Sanitize https:// URLs before sending them to PAC scripts.

net/proxy/proxy_service.cc

Index: net/proxy/proxy_service.cc
diff --git a/net/proxy/proxy_service.cc b/net/proxy/proxy_service.cc
index 5373a34a9ce73c52baf3ae719abcebbc94358388..baa81047db4aeec383ef85099879bec08a74842c 100644
--- a/net/proxy/proxy_service.cc
+++ b/net/proxy/proxy_service.cc
@@ -349,6 +349,23 @@ class UnsetProxyConfigService : public ProxyConfigService {
 
 }  // namespace
 
+GURL SanitizeUrlForPacScript(const GURL& url,
+                             SanitizeUrlForPacScriptPolicy policy) {
+  DCHECK(url.is_valid());
+  GURL::Replacements replacements;
+  replacements.ClearUsername();
+  replacements.ClearPassword();
+  replacements.ClearRef();
+
+  if (policy == SanitizeUrlForPacScriptPolicy::SAFE &&
+      url.SchemeIsCryptographic()) {
+    replacements.ClearPath();
+    replacements.ClearQuery();
+  }

[mmenke, 2016/05/19 22:33:23]

An alternative approach would be to do:

if (policy == SanitizeUrlForPacScriptPolicy::SAFE && 
url.SchemeIsCryptographic()) {
  return url.GetOrigin();
}

GURL::Replacements replacements;
...

Nice thing about that approach is it emphasizes this is indeed just an origin. 
Downside is it de-emphasizes just what the differences are between the two
paths.

[eroman, 2016/05/19 23:26:05]

I added a TODO to explore that, will follow-up.

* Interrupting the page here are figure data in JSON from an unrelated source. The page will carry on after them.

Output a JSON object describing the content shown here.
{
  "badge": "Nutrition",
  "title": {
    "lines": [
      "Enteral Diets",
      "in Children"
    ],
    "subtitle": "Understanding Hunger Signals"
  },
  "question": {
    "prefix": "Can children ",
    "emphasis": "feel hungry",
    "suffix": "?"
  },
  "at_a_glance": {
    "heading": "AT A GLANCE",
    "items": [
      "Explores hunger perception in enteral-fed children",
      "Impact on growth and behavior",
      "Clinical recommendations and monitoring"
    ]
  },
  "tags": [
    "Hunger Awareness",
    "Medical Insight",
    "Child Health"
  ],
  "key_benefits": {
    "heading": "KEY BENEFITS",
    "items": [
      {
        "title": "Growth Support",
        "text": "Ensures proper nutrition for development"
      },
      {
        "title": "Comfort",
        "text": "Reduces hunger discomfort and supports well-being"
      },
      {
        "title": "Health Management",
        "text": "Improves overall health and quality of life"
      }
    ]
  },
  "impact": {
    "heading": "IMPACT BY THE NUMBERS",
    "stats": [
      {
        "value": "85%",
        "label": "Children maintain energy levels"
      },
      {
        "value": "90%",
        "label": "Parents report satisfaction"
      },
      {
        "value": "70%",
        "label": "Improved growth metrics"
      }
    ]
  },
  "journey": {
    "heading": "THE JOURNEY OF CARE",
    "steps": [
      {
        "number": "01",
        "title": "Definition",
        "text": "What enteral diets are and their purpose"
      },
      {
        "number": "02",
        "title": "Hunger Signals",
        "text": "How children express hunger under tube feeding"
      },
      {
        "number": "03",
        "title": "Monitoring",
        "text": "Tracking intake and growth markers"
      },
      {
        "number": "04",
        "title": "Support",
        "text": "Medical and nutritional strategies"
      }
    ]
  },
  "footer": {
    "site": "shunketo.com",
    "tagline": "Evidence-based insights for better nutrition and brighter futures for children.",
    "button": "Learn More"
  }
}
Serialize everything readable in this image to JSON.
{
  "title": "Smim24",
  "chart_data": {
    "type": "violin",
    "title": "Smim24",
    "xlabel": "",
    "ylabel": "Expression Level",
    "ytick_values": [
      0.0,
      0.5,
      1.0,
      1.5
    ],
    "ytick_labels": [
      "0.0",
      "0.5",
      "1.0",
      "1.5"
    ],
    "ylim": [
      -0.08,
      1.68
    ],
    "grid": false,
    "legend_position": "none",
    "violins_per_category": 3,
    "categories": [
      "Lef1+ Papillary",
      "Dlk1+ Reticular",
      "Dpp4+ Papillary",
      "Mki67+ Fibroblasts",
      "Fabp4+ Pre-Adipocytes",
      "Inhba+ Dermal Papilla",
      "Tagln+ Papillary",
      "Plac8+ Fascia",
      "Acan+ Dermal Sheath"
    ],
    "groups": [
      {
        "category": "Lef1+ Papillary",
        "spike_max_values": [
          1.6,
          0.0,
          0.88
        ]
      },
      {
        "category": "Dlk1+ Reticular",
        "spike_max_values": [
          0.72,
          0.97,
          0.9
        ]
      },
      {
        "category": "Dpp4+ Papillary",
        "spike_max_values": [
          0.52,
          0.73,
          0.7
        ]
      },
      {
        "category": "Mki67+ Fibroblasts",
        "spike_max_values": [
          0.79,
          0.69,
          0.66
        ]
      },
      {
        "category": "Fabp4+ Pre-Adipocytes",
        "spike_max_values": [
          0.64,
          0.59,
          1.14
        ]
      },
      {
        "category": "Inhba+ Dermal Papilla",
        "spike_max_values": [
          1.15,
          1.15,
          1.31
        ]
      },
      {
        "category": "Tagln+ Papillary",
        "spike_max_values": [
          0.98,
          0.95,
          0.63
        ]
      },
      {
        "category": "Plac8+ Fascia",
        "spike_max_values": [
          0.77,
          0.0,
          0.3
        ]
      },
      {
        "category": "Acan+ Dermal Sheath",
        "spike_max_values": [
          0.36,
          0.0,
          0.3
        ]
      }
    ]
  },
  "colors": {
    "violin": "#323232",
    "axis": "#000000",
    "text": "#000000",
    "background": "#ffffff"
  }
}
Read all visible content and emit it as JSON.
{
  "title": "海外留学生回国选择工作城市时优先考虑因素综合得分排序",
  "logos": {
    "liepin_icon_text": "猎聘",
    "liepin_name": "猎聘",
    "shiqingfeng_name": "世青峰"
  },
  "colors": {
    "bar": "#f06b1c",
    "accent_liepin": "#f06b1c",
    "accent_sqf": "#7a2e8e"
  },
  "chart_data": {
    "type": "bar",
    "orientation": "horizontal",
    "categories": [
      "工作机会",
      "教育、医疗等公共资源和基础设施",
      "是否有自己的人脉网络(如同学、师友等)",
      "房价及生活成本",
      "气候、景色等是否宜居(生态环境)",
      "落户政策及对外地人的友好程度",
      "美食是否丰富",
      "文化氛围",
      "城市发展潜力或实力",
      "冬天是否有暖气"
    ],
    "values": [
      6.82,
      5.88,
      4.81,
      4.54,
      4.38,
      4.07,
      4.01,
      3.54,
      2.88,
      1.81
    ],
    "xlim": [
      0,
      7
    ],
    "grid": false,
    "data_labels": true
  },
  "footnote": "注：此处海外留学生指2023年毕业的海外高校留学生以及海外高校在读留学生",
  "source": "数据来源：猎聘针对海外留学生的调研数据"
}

There are some differences I would like to better understand between the two
approaches -- GetOrigin() short circuits on non-standard URL schemes and
completely clears the URL. I am not sure if that would come into play here, but
would like to play it safe by using the existing pattern of code.

+
+  return url.ReplaceComponents(replacements);
+}
+
 // ProxyService::InitProxyResolver --------------------------------------------
 
 // This glues together two asynchronous steps:
@@ -1050,9 +1067,11 @@ int ProxyService::ResolveProxyHelper(const GURL& raw_url,
   if (current_state_ == STATE_NONE)
     ApplyProxyConfigIfAvailable();
 
-  // Strip away any reference fragments and the username/password, as they
-  // are not relevant to proxy resolution.
-  GURL url = SimplifyUrlForRequest(raw_url);
+  // Sanitize the URL before passing it on to the proxy resolver (i.e. PAC
+  // script). The goal is to remove sensitive data (like embedded user names
+  // and password), and local data (i.e. reference fragment).
+  GURL url =
+      SanitizeUrlForPacScript(raw_url, sanitize_url_for_pac_script_policy_);

[mmenke, 2016/05/19 22:33:23]

Should we only do this when we create the PacRequest?  Seems weird to call it
SanitizeForPac, and then send it to TryToCompleteSynchronously, which doesn't
actually run a PAC script.

[eroman, 2016/05/19 23:26:05]

I hope to merge this CL to M52 so don't want to change the existing code
organization too much.

I have ideas on improving this but will not be tackling them here.

(There are several refactoring opportunities around layering issues in this file
-- too many PAC concepts leak into ProxyService. Also the distinction between
ProxyService, ProxyConfigService, and ProxyResolver is not great.)

 
   // Check if the request can be completed right away. (This is the case when
   // using a direct connection for example).